Lee, who built his career at Wall Street over 35 years, led Korea-focused public equity funds such as the “Korea Fund” -- with a whopping 1,600 percent cumulative returns for 15 years -- and “Hankang Restructuring Fund.”
Managing the Korea-focused funds at Scudder, Stevens and Clark -- later acquired by Deutsche Asset Management -- and Lazard Asset Management in the US, Lee recounted that he was astonished by the lack of financial literacy among individual investors when he first came to Korea.
“I have sought to improve public sentiments on stock investing by spreading the equity culture here,” Lee said. “Stocks are not what people should be afraid of. They are just there to buy. It is about enhancing financial literacy. That’s what I’ve done over the past six years.”
But the increased capital inflow by retail investors itself does not necessarily translate into better returns, he added. It is rather the other way around, as better returns depend on the growth potential of listed firms.
“In the long run, an environment brimming with new opportunities to invest in must be created,” he said. “It’s not a matter of whether investors flow in or out of, the stock market.”
What really makes a good equity culture here is a fundamental shift, he added, calling for enhanced financial education of the public to encourage younger Koreans to learn the basics of stock investing skills and to venture into entrepreneurship.

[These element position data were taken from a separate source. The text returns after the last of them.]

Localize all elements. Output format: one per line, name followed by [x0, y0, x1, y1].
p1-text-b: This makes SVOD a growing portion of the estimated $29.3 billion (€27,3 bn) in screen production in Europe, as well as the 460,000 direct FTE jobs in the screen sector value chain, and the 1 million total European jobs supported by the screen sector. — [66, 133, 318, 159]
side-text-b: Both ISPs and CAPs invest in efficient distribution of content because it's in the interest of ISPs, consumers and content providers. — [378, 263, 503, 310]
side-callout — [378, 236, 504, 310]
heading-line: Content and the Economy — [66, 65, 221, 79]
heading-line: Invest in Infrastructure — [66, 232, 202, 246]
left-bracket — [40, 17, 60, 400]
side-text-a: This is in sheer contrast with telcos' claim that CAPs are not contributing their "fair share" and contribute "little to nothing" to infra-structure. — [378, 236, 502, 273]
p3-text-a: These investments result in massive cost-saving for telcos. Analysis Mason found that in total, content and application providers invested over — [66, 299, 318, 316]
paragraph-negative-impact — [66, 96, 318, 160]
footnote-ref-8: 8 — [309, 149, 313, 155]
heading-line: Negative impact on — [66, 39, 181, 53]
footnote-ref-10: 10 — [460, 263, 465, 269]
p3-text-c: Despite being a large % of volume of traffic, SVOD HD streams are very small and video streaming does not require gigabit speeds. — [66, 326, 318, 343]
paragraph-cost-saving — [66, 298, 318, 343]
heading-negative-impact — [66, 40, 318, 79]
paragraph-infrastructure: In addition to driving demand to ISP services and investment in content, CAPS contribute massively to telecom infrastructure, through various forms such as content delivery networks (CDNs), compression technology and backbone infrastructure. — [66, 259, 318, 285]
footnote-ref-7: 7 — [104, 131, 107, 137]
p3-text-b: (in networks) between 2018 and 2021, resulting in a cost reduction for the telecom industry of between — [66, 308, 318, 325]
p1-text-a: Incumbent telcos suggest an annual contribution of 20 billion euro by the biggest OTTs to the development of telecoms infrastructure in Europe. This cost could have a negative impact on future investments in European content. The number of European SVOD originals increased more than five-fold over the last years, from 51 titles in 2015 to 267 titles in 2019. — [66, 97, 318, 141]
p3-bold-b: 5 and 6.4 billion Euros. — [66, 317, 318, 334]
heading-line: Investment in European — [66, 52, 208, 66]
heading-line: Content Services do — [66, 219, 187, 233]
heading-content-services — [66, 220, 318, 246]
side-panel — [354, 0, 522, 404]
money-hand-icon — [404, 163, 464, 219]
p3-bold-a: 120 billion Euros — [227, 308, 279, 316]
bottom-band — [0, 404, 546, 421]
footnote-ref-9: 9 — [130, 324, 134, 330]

In that regard, the government’s role is crucial.
“Let’s say you are a shop owner, and you will ask yourself how you would bring more customers. But it is a wrong question. It is not a matter of bringing customers in. When you sell good products, customers will line up to buy them eventually,” he said.
“Policymakers should create an ecosystem to offer investors good equities to buy. And the key for that is education.”
This year, the fund manager earned quasi-celebrity status in Korea.
His YouTube channel marked 176,000 subscribers as of Thursday, as he has been frequently making media appearances on the site and TV, including variety show “You Quiz on the Block.” His latest piece of work, loosely translated “John Lee’s Habits to Build Wealth,” a beginner-friendly personal finance book published in January, is a bestseller in Korea since March, reflecting the growing interest in portfolio investment rather than real estate.
Buoyed by the momentum, Lee has sought to deliver one simple message: An individual’s pursuit of financial freedom must come through stock investing, and it must be long-term and based on the fundamentals of companies.
While any future fluctuations in stock prices might panic less-experienced individual investors, they will likely become more used to enduring challenging times as long as “equity culture” becomes more deeply rooted here, supported by the notion of “being an owner of a company and treating it like a life partner.”
To do so, Korean investors should change the way they think of stock investing, Lee stressed.
“Investing should be fun, but Koreans often describe stock investing as a battle to win over other investors,” he said.
“Investing does not mean it an arms race. It should be a win-win situation, as long as investors stay for the long term.”
Meritz Asset Management oversees some 3.92 trillion won in assets as of Tuesday, focusing on stocks, derivatives and special assets. It is a wholly owned investment arm of Seoul-based Meritz Financial Group.